Paper 2025/045

IND-CPA$^{\text{C}}$: A New Security Notion for Conditional Decryption in Fully Homomorphic Encryption

Abstract

Fully Homomorphic Encryption (FHE) allows a server to perform computations directly over the encrypted data. In general FHE protocols, the client is tasked with decrypting the computation result using its secret key. However, certain FHE applications benefit from the server knowing this result, especially without the aid of the client. Providing the server with the secret key allows it to decrypt all the data, including the client's private input. Protocols such as Goldwasser et. al. (STOC'13) have shown that it is possible to provide the server with the capability of conditional decryption that allows it to decrypt the result of some pre-defined computation and nothing else.
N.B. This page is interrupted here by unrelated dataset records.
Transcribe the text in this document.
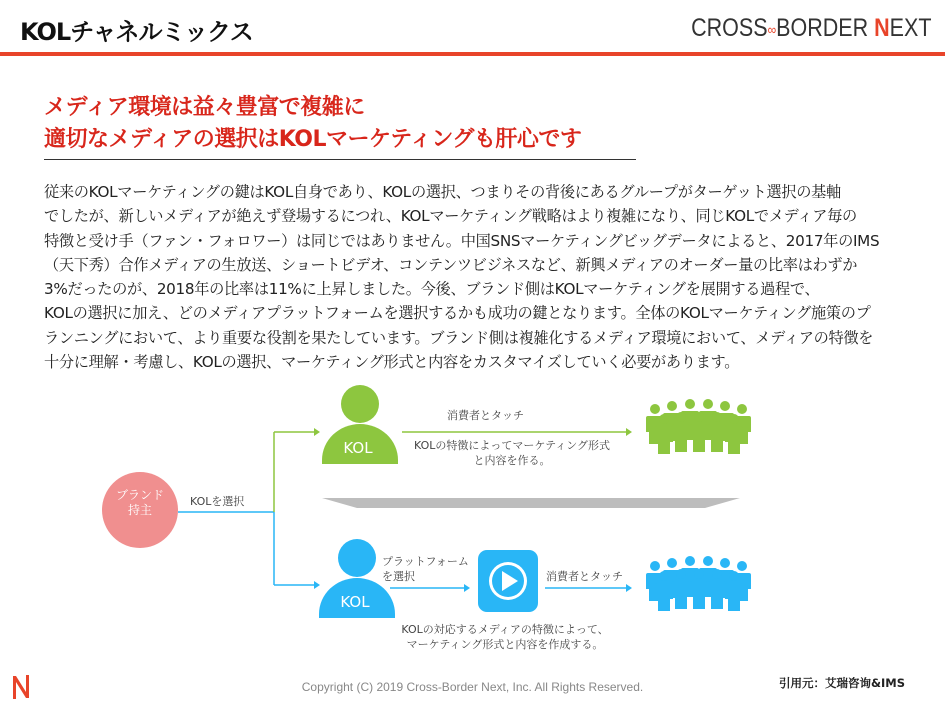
KOLチャネルミックス	CROSS∞BORDER NEXT
メディア環境は益々豊富で複雑に
適切なメディアの選択はKOLマーケティングも肝心です
従来のKOLマーケティングの鍵はKOL自身であり、KOLの選択、つまりその背後にあるグループがターゲット選択の基軸
でしたが、新しいメディアが絶えず登場するにつれ、KOLマーケティング戦略はより複雑になり、同じKOLでメディア毎の
特徴と受け手（ファン・フォロワー）は同じではありません。中国SNSマーケティングビッグデータによると、2017年のIMS
（天下秀）合作メディアの生放送、ショートビデオ、コンテンツビジネスなど、新興メディアのオーダー量の比率はわずか
3%だったのが、2018年の比率は11%に上昇しました。今後、ブランド側はKOLマーケティングを展開する過程で、
KOLの選択に加え、どのメディアプラットフォームを選択するかも成功の鍵となります。全体のKOLマーケティング施策のプ
ランニングにおいて、より重要な役割を果たしています。ブランド側は複雑化するメディア環境において、メディアの特徴を
十分に理解・考慮し、KOLの選択、マーケティング形式と内容をカスタマイズしていく必要があります。
ブランド
持主
KOLを選択
KOL
KOL
消費者とタッチ
KOLの特徴によってマーケティング形式
と内容を作る。
プラットフォーム
を選択	消費者とタッチ
KOLの対応するメディアの特徴によって、
マーケティング形式と内容を作成する。
Copyright (C) 2019 Cross-Border Next, Inc. All Rights Reserved.	引用元：艾瑞咨询&IMS
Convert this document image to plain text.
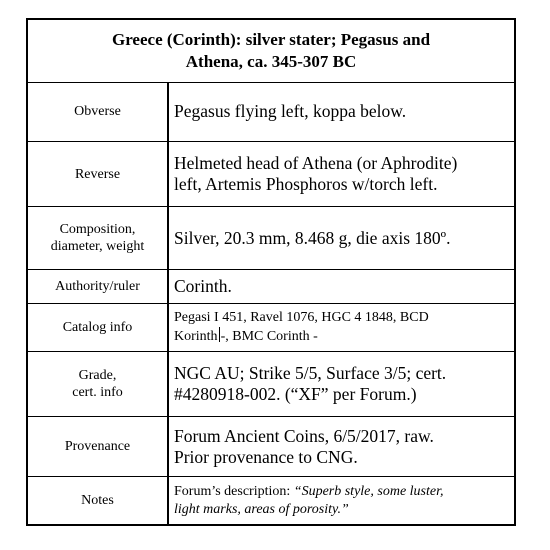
Greece (Corinth): silver stater; Pegasus and
Athena, ca. 345-307 BC
Obverse	Pegasus flying left, koppa below.
Reverse
Helmeted head of Athena (or Aphrodite)
left, Artemis Phosphoros w/torch left.
Composition,
diameter, weight Silver, 20.3 mm, 8.468 g, die axis 180º.
Authority/ruler Corinth.
Catalog info
Pegasi I 451, Ravel 1076, HGC 4 1848, BCD
Korinth -, BMC Corinth -
Grade,
cert. info
NGC AU; Strike 5/5, Surface 3/5; cert.
#4280918-002. (“XF” per Forum.)
Provenance
Forum Ancient Coins, 6/5/2017, raw.
Prior provenance to CNG.
Notes
Forum’s description: “Superb style, some luster,
light marks, areas of porosity.”
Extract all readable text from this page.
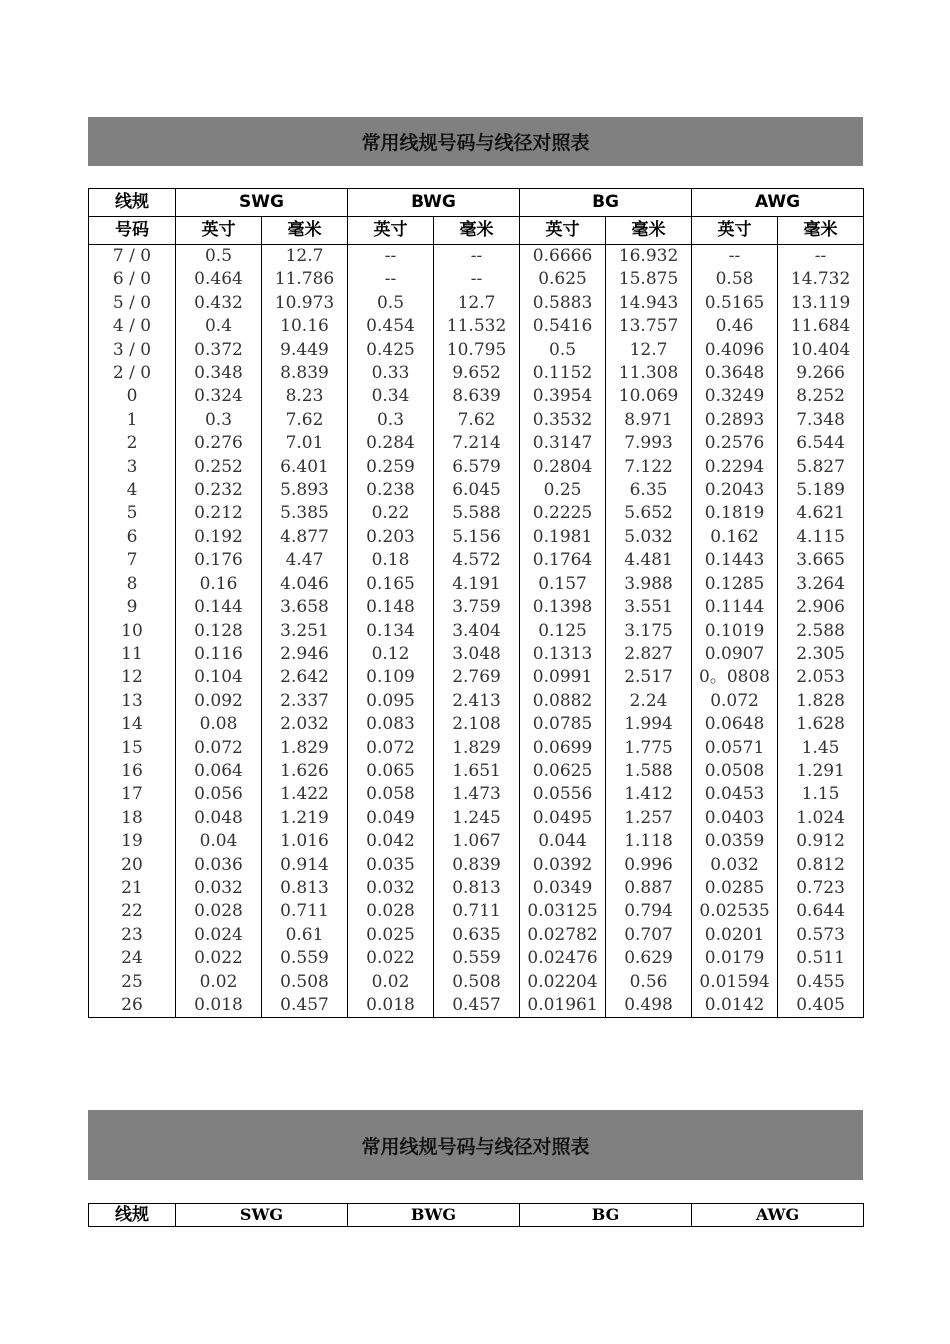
常用线规号码与线径对照表
线规	SWG		BWG		BG		AWG	
号码	英寸	毫米	英寸	毫米	英寸	毫米	英寸	毫米
7 / 0	0.5	12.7	--	--	0.6666	16.932	--	--
6 / 0	0.464	11.786	--	--	0.625	15.875	0.58	14.732
5 / 0	0.432	10.973	0.5	12.7	0.5883	14.943	0.5165	13.119
4 / 0	0.4	10.16	0.454	11.532	0.5416	13.757	0.46	11.684
3 / 0	0.372	9.449	0.425	10.795	0.5	12.7	0.4096	10.404
2 / 0	0.348	8.839	0.33	9.652	0.1152	11.308	0.3648	9.266
0	0.324	8.23	0.34	8.639	0.3954	10.069	0.3249	8.252
1	0.3	7.62	0.3	7.62	0.3532	8.971	0.2893	7.348
2	0.276	7.01	0.284	7.214	0.3147	7.993	0.2576	6.544
3	0.252	6.401	0.259	6.579	0.2804	7.122	0.2294	5.827
4	0.232	5.893	0.238	6.045	0.25	6.35	0.2043	5.189
5	0.212	5.385	0.22	5.588	0.2225	5.652	0.1819	4.621
6	0.192	4.877	0.203	5.156	0.1981	5.032	0.162	4.115
7	0.176	4.47	0.18	4.572	0.1764	4.481	0.1443	3.665
8	0.16	4.046	0.165	4.191	0.157	3.988	0.1285	3.264
9	0.144	3.658	0.148	3.759	0.1398	3.551	0.1144	2.906
10	0.128	3.251	0.134	3.404	0.125	3.175	0.1019	2.588
11	0.116	2.946	0.12	3.048	0.1313	2.827	0.0907	2.305
12	0.104	2.642	0.109	2.769	0.0991	2.517	0。0808	2.053
13	0.092	2.337	0.095	2.413	0.0882	2.24	0.072	1.828
14	0.08	2.032	0.083	2.108	0.0785	1.994	0.0648	1.628
15	0.072	1.829	0.072	1.829	0.0699	1.775	0.0571	1.45
16	0.064	1.626	0.065	1.651	0.0625	1.588	0.0508	1.291
17	0.056	1.422	0.058	1.473	0.0556	1.412	0.0453	1.15
18	0.048	1.219	0.049	1.245	0.0495	1.257	0.0403	1.024
19	0.04	1.016	0.042	1.067	0.044	1.118	0.0359	0.912
20	0.036	0.914	0.035	0.839	0.0392	0.996	0.032	0.812
21	0.032	0.813	0.032	0.813	0.0349	0.887	0.0285	0.723
22	0.028	0.711	0.028	0.711	0.03125	0.794	0.02535	0.644
23	0.024	0.61	0.025	0.635	0.02782	0.707	0.0201	0.573
24	0.022	0.559	0.022	0.559	0.02476	0.629	0.0179	0.511
25	0.02	0.508	0.02	0.508	0.02204	0.56	0.01594	0.455
26	0.018	0.457	0.018	0.457	0.01961	0.498	0.0142	0.405
常用线规号码与线径对照表
线规	SWG	BWG	BG	AWG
While beneficial to an honest-but-curious server to aid in providing better services, a malicious server may utilize this added advantage to perform active attacks on the overall FHE application to leak secret information. Existing security notions fail to capture this scenario since they assume that only the client has the ability to decrypt FHE ciphertexts. Therefore, in this paper, we propose a new security notion named IND-CPA$^{\text{C}}$, that provides the adversary with access to a conditional decryption oracle. We then show that none of the practical exact FHE schemes are secure under this notion by demonstrating a generic attack that utilizes this restricted decryption capability to recover the underlying errors in the FHE ciphertexts. Given the security guarantee of the underlying (R)LWE hardness problem collapses with the leakage of these error values, we show a full key recovery attack. Finally, we propose a technique to convert any IND-CPA secure FHE scheme into an IND-CPA$^\text{C}$ secure FHE scheme. Our technique utilizes Succinct Non-Interactive Argument of Knowledge, where the server is forced to generate a proof of an honest computation of the requested function along with the computation result. During decryption, the proof is verified, and the decryption proceeds only if the verification holds. Both the verification and decryption steps run inside a Garbled Circuit and thus are not observable or controllable by the server.